Sprayable extracellular matrix hydrogel reduces postoperative adhesion formation and protects healing tissues in preclinical models.

Abstract

Tissue trauma initiates inflammation that can lead to fibrotic complications such as postoperative peritoneal adhesions, which contribute to chronic pain, infertility, and bowel obstruction. Despite their prevalence and impact, effective interventions to prevent adhesion formation remain limited. In this study, we evaluated a sprayable extracellular matrix (ECM) hydrogel as a barrier to protect healing tissues and reduce adhesion formation after abdominal surgery. In both mouse and rabbit models of colorectal and gynecologic procedures, ECM hydrogel application resulted in a substantial reduction in adhesion severity. Mechanistic studies demonstrated that the hydrogel promotes preservation or restoration of the mesothelial lining while modulating early local inflammation.
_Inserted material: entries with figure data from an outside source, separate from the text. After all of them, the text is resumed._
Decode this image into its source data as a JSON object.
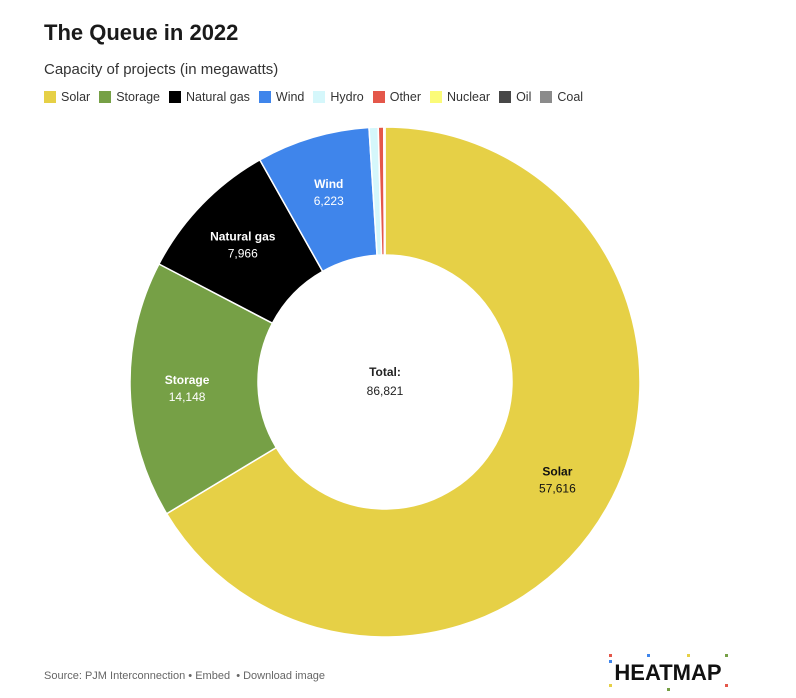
{
  "title": "The Queue in 2022",
  "subtitle": "Capacity of projects (in megawatts)",
  "chart_data": {
    "type": "pie",
    "donut": true,
    "title": "The Queue in 2022",
    "subtitle": "Capacity of projects (in megawatts)",
    "legend_position": "top-left",
    "categories": [
      "Solar",
      "Storage",
      "Natural gas",
      "Wind",
      "Hydro",
      "Other",
      "Nuclear",
      "Oil",
      "Coal"
    ],
    "values": [
      57616,
      14148,
      7966,
      6223,
      500,
      300,
      40,
      20,
      8
    ],
    "labels": [
      {
        "name": "Solar",
        "value_text": "57,616"
      },
      {
        "name": "Storage",
        "value_text": "14,148"
      },
      {
        "name": "Natural gas",
        "value_text": "7,966"
      },
      {
        "name": "Wind",
        "value_text": "6,223"
      }
    ],
    "colors": [
      "#e6d046",
      "#76a046",
      "#000000",
      "#3f85eb",
      "#d5f7fb",
      "#e4574a",
      "#fbfb78",
      "#474747",
      "#8b8b8b"
    ],
    "center_label": "Total:",
    "center_value": "86,821"
  },
  "footer": {
    "source": "Source: PJM Interconnection",
    "sep1": " • ",
    "embed": "Embed",
    "sep2": "  • ",
    "download": "Download image"
  },
  "logo": {
    "text": "HEATMAP",
    "dot_colors": [
      "#e4574a",
      "#3f85eb",
      "#e6d046",
      "#76a046",
      "#e4574a",
      "#3f85eb",
      "#e6d046",
      "#76a046"
    ]
  }
}
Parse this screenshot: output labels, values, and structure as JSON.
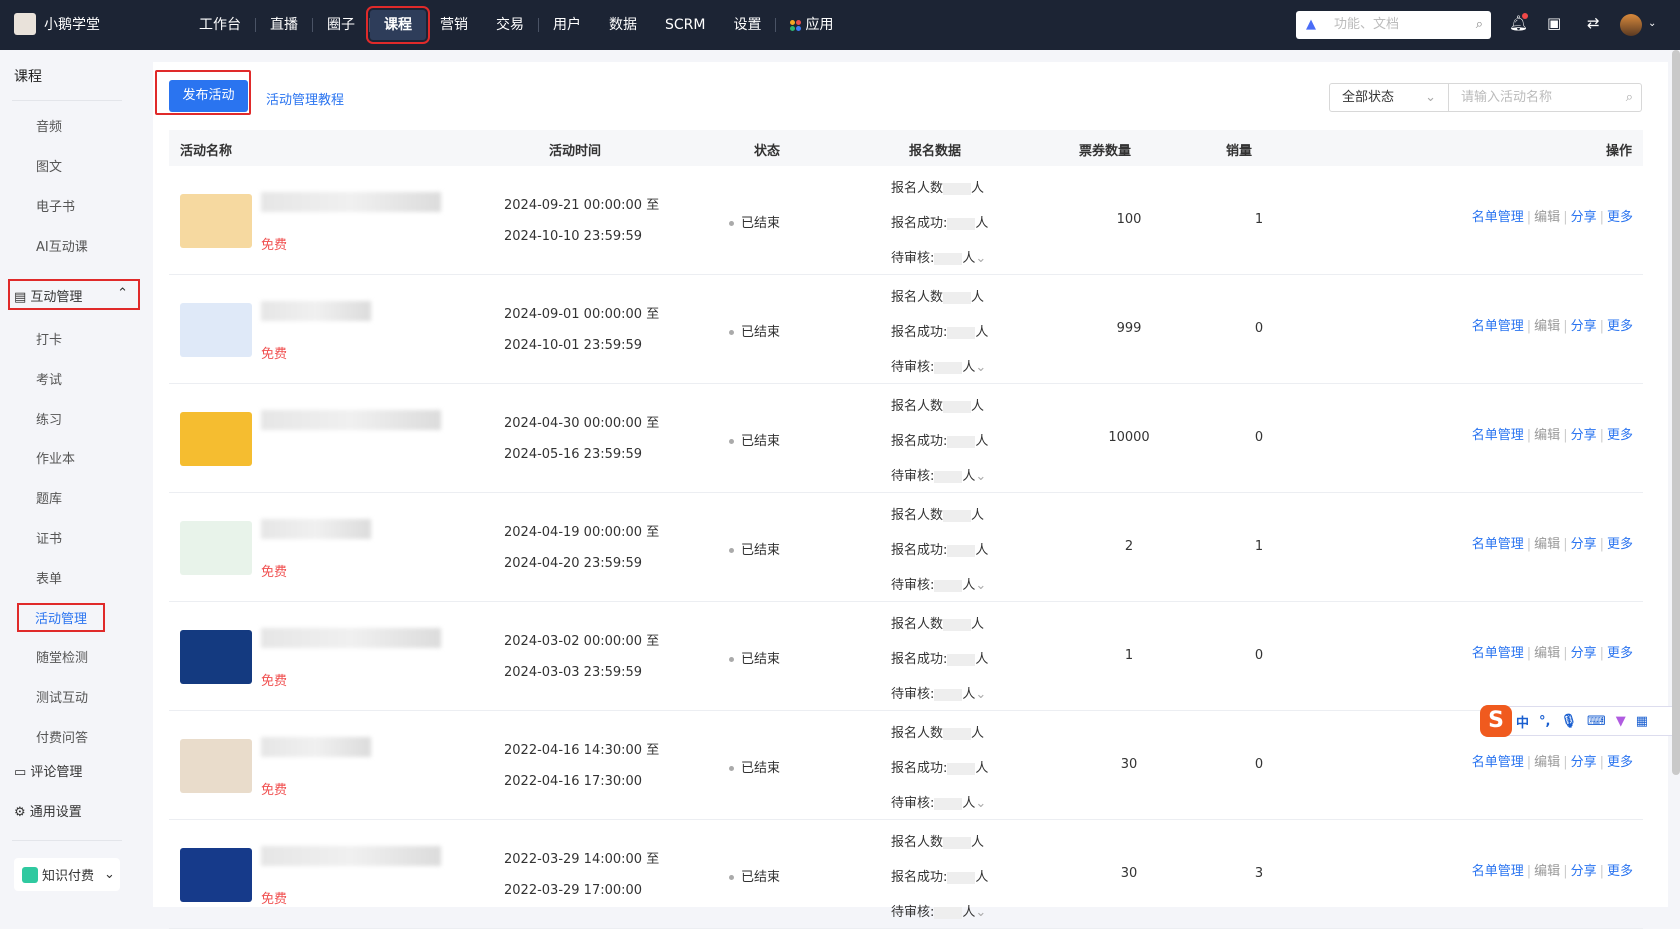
{
  "app": {
    "name": "小鹅学堂"
  },
  "nav": [
    "工作台",
    "直播",
    "圈子",
    "课程",
    "营销",
    "交易",
    "用户",
    "数据",
    "SCRM",
    "设置",
    "应用"
  ],
  "nav_active": "课程",
  "global_search": {
    "placeholder": "功能、文档"
  },
  "sidebar": {
    "title": "课程",
    "items": [
      "音频",
      "图文",
      "电子书",
      "AI互动课"
    ],
    "group": "互动管理",
    "sub": [
      "打卡",
      "考试",
      "练习",
      "作业本",
      "题库",
      "证书",
      "表单",
      "活动管理",
      "随堂检测",
      "测试互动",
      "付费问答"
    ],
    "active": "活动管理",
    "bottom": [
      "评论管理",
      "通用设置"
    ],
    "switcher": "知识付费"
  },
  "toolbar": {
    "publish": "发布活动",
    "tutorial": "活动管理教程",
    "status_select": "全部状态",
    "search_placeholder": "请输入活动名称"
  },
  "table": {
    "headers": [
      "活动名称",
      "活动时间",
      "状态",
      "报名数据",
      "票券数量",
      "销量",
      "操作"
    ],
    "data_labels": [
      "报名人数",
      "报名成功:",
      "待审核:",
      "人"
    ],
    "ops": [
      "名单管理",
      "编辑",
      "分享",
      "更多"
    ],
    "rows": [
      {
        "price": "免费",
        "start": "2024-09-21 00:00:00 至",
        "end": "2024-10-10 23:59:59",
        "status": "已结束",
        "tickets": "100",
        "sales": "1",
        "thumb": "#f6d9a0"
      },
      {
        "price": "免费",
        "start": "2024-09-01 00:00:00 至",
        "end": "2024-10-01 23:59:59",
        "status": "已结束",
        "tickets": "999",
        "sales": "0",
        "thumb": "#dfe9f8"
      },
      {
        "price": "",
        "start": "2024-04-30 00:00:00 至",
        "end": "2024-05-16 23:59:59",
        "status": "已结束",
        "tickets": "10000",
        "sales": "0",
        "thumb": "#f5bd30"
      },
      {
        "price": "免费",
        "start": "2024-04-19 00:00:00 至",
        "end": "2024-04-20 23:59:59",
        "status": "已结束",
        "tickets": "2",
        "sales": "1",
        "thumb": "#e8f3ea"
      },
      {
        "price": "免费",
        "start": "2024-03-02 00:00:00 至",
        "end": "2024-03-03 23:59:59",
        "status": "已结束",
        "tickets": "1",
        "sales": "0",
        "thumb": "#143a80"
      },
      {
        "price": "免费",
        "start": "2022-04-16 14:30:00 至",
        "end": "2022-04-16 17:30:00",
        "status": "已结束",
        "tickets": "30",
        "sales": "0",
        "thumb": "#e9dccb"
      },
      {
        "price": "免费",
        "start": "2022-03-29 14:00:00 至",
        "end": "2022-03-29 17:00:00",
        "status": "已结束",
        "tickets": "30",
        "sales": "3",
        "thumb": "#163a8a"
      }
    ]
  },
  "ime": {
    "lang": "中"
  },
  "colors": {
    "topbar": "#1c2434",
    "primary": "#2a74f0",
    "free": "#f05050",
    "highlight": "#e02a2a"
  }
}
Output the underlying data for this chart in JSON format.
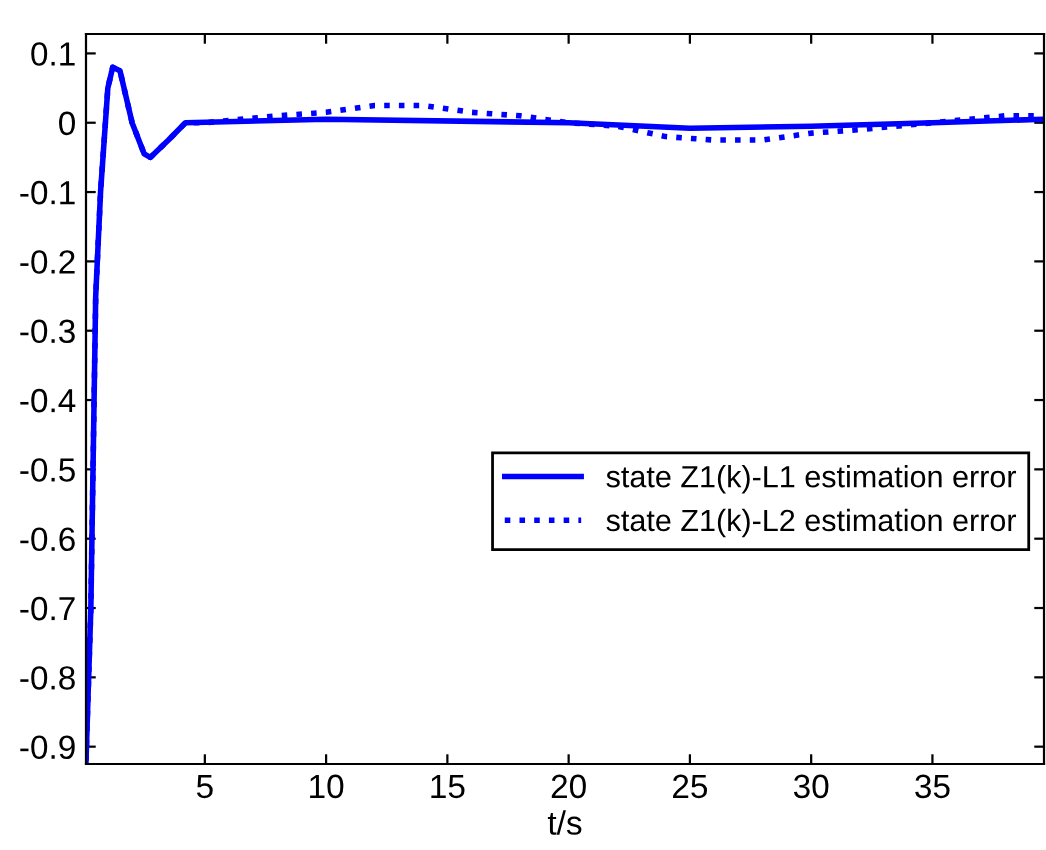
{
  "chart_data": {
    "type": "line",
    "xlabel": "t/s",
    "xlim": [
      0.1,
      39.6
    ],
    "xticks": [
      5,
      10,
      15,
      20,
      25,
      30,
      35
    ],
    "ylim": [
      -0.925,
      0.128
    ],
    "yticks": [
      0.1,
      0,
      -0.1,
      -0.2,
      -0.3,
      -0.4,
      -0.5,
      -0.6,
      -0.7,
      -0.8,
      -0.9
    ],
    "grid": false,
    "legend": "right",
    "marker": "none",
    "series": [
      {
        "name": "state Z1(k)-L1 estimation error",
        "color": "#0000ff",
        "line_style": "solid",
        "x": [
          0.1,
          0.3,
          0.5,
          0.7,
          0.8,
          1.0,
          1.2,
          1.5,
          2.0,
          2.5,
          2.75,
          3.5,
          4.2,
          10,
          20,
          25,
          30,
          35,
          39.6
        ],
        "values": [
          -0.92,
          -0.7,
          -0.25,
          -0.1,
          -0.05,
          0.05,
          0.08,
          0.075,
          0.0,
          -0.045,
          -0.05,
          -0.025,
          0.0,
          0.005,
          0.0,
          -0.008,
          -0.005,
          0.0,
          0.005
        ]
      },
      {
        "name": "state Z1(k)-L2 estimation error",
        "color": "#0000ff",
        "line_style": "dotted",
        "x": [
          0.1,
          0.3,
          0.5,
          0.7,
          0.8,
          1.0,
          1.2,
          1.5,
          2.0,
          2.5,
          2.75,
          3.5,
          4.2,
          5,
          8,
          10,
          12,
          14,
          16,
          18,
          20,
          22,
          24,
          26,
          28,
          30,
          32,
          35,
          38,
          39.6
        ],
        "values": [
          -0.92,
          -0.7,
          -0.25,
          -0.1,
          -0.05,
          0.05,
          0.08,
          0.075,
          0.0,
          -0.045,
          -0.05,
          -0.025,
          0.0,
          0.0,
          0.01,
          0.015,
          0.025,
          0.025,
          0.015,
          0.01,
          0.0,
          -0.005,
          -0.02,
          -0.025,
          -0.025,
          -0.015,
          -0.01,
          0.0,
          0.01,
          0.01
        ]
      }
    ]
  }
}
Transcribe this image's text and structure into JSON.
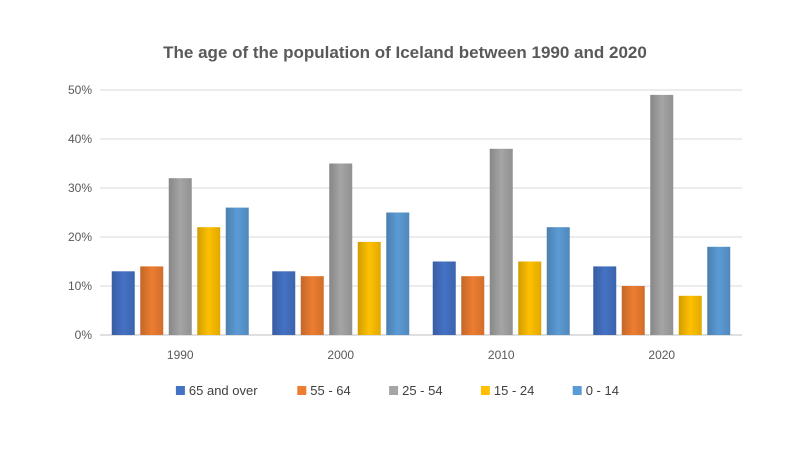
{
  "chart_data": {
    "type": "bar",
    "title": "The age of the population of Iceland between 1990 and 2020",
    "xlabel": "",
    "ylabel": "",
    "categories": [
      "1990",
      "2000",
      "2010",
      "2020"
    ],
    "ylim": [
      0,
      50
    ],
    "yticks": [
      0,
      10,
      20,
      30,
      40,
      50
    ],
    "ytick_format": "{v}%",
    "grid": true,
    "legend_position": "bottom",
    "series": [
      {
        "name": "65 and over",
        "color": "#4472C4",
        "values": [
          13,
          13,
          15,
          14
        ]
      },
      {
        "name": "55 - 64",
        "color": "#ED7D31",
        "values": [
          14,
          12,
          12,
          10
        ]
      },
      {
        "name": "25 - 54",
        "color": "#A5A5A5",
        "values": [
          32,
          35,
          38,
          49
        ]
      },
      {
        "name": "15 - 24",
        "color": "#FFC000",
        "values": [
          22,
          19,
          15,
          8
        ]
      },
      {
        "name": "0 - 14",
        "color": "#5B9BD5",
        "values": [
          26,
          25,
          22,
          18
        ]
      }
    ]
  }
}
Treated tissues exhibited reduced expression of inflammatory cytokines, including IL-1β, and maintained an intact mesothelial surface with fewer activated myofibroblasts compared with synthetic hydrogel and controls. Immunohistochemical analysis, transcriptomic profiling of mesothelial cells, and in vitro mechanical stretch experiments revealed that the ECM hydrogel mitigates mesothelial-to-mesenchymal transition. These findings suggest that the hydrogel not only provides a physical barrier but also serves as a biological modulator, shielding tissue from mechanical and inflammatory cues that drive adhesion formation. Overall, this study identifies a dual-function, biologically active ECM hydrogel capable of protecting healing tissues and reducing adhesion development in preclinical surgical models. These results support the potential of ECM hydrogel as a clinically translatable, biocompatible strategy for improving postsurgical healing outcomes and reducing adhesion-related complications.